Veer-Zaara, au fond, ne pourrait être qu’un archétype de ce que Bollywood fait de mieux. L’image, d’une époustouflante beauté, et les décors irréels (les champs de fleurs, les palais luxuriants et même la prison pakistanaise) correspondent parfaitement à l’idée de spectacle total que l’on se fait du cinéma populaire hindi. Trois heures d’oubli total du quotidien : c’est ce qu’offre le cinéma de Yash Chopra, sans a priori, ni mépris pseudo-intellectualiste. C’est un cinéma qui joue avec des plaisirs simples : le glamour des acteurs et la folie douce de la comédie musicale. Ainsi pour Veer-Zaara, les plus grandes stars ont répondu à l’appel de leur mentor : de Shahrukh Khan (Devdas, Swades) que Chopra mit en vedette dans Dilwale Dulhania Le Jayenge, à Amitabh Bachchan, qu’il lança dans les années soixante-dix en lui offrant les rôles d’ « angry young man » qui firent sa réputation. Du côté des numéros musicaux, Chopra se situe encore dans le plus haut standing : avec Javed Akhtar (Swades, Lagaan, Kal Ho Naa Ho) comme parolier et Madan Mohan (compositeur de musiques de films des années 1950, aujourd’hui décédé) à la musique, il assure à Veer-Zaara l’extravagance qui enchante les amateurs d’un cinéma axé sur la sensation du rêve.

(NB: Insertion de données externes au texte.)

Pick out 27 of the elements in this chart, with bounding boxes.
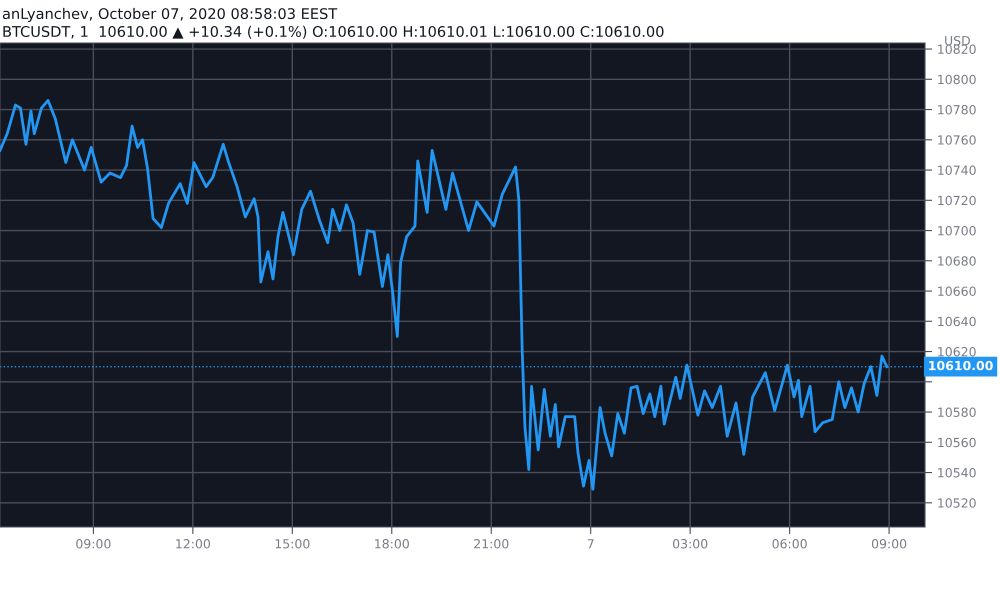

Veer-Zaara, au fond, pourrait se limiter à ces éléments traditionnels sans démériter. Dans le genre, c’est une série A de luxe. Mais le film de Yash Chopra a quelque chose de plus. Une habileté de vieux faiseur, dirait-on. Et puis, surtout, une grande intelligence de mise en scène, où s’entremêlent cinéma et religion. La comparaison n’est pas trop forte : dès l’apparition de Shahrukh Khan, face caméra, au début du film, le statut surhumain de l’acteur (et, par extension, de ses partenaires) est définitivement confirmé. Au fur et à mesure que se déroule l’histoire (traditionnel amour impossible, ici entre Veer l’Indien et Zaara la Pakistanaise), les références sont de plus en plus criantes : vers la fin, alors que Veer et Zaara se retrouvent devant la porte d’une immense cathédrale, il y a quelque chose de la gravure religieuse longuement contemplée, à la fois dans la forte expressivité de leur visage et leur quasi immobilité physique. Enfin, les numéros musicaux – comme le magnifique Lodi – se transforment un peu, grâce à leur agencement chorégraphique, en un immense et joyeux rituel. Dans cette esthétique du sacré, le cinéaste tient lieu de maître de cérémonies, hypnotisant à la fois les acteurs de son film, qu’il conduit parfaitement là où il l’entend, et les spectateurs, fascinés par le conte exemplaire qui se déroule sous leurs yeux.
Exemplarité de l’histoire : plutôt que dans la forme, digne des meilleurs films hindi, c’est dans le fond que le cinéaste « assure » le moins. Cinéaste d’origine pakistanaise, Chopra s’est beaucoup impliqué dans cette histoire d’amour niant les frontières et prônant la réconciliation entre les deux grands ennemis de la Partition de 1947. Il prend parfois le ton autoritaire du pédagogue, comme avec la chanson « Aisa Des Ai Mera » (« Ceci est mon pays »), pour expliquer que les différences entre les pays sont si infimes qu’il est presque inutile, voire impossible, d’en parler. Le message est beau mais simpliste, comme engoncé dans les codes immuables du genre. On sent pourtant qu’à la manière d’un Ashutosh Gowariker (Swades) ou d’un Mani Ratnam (Dil Se, Bombay), Yash Chopra aimerait donner une conscience à Bollywood. L’objectif n’est pas tout à fait abouti ? Qu’importe ! Le plaisir, lui, est intact. À voir impérativement sur grand écran.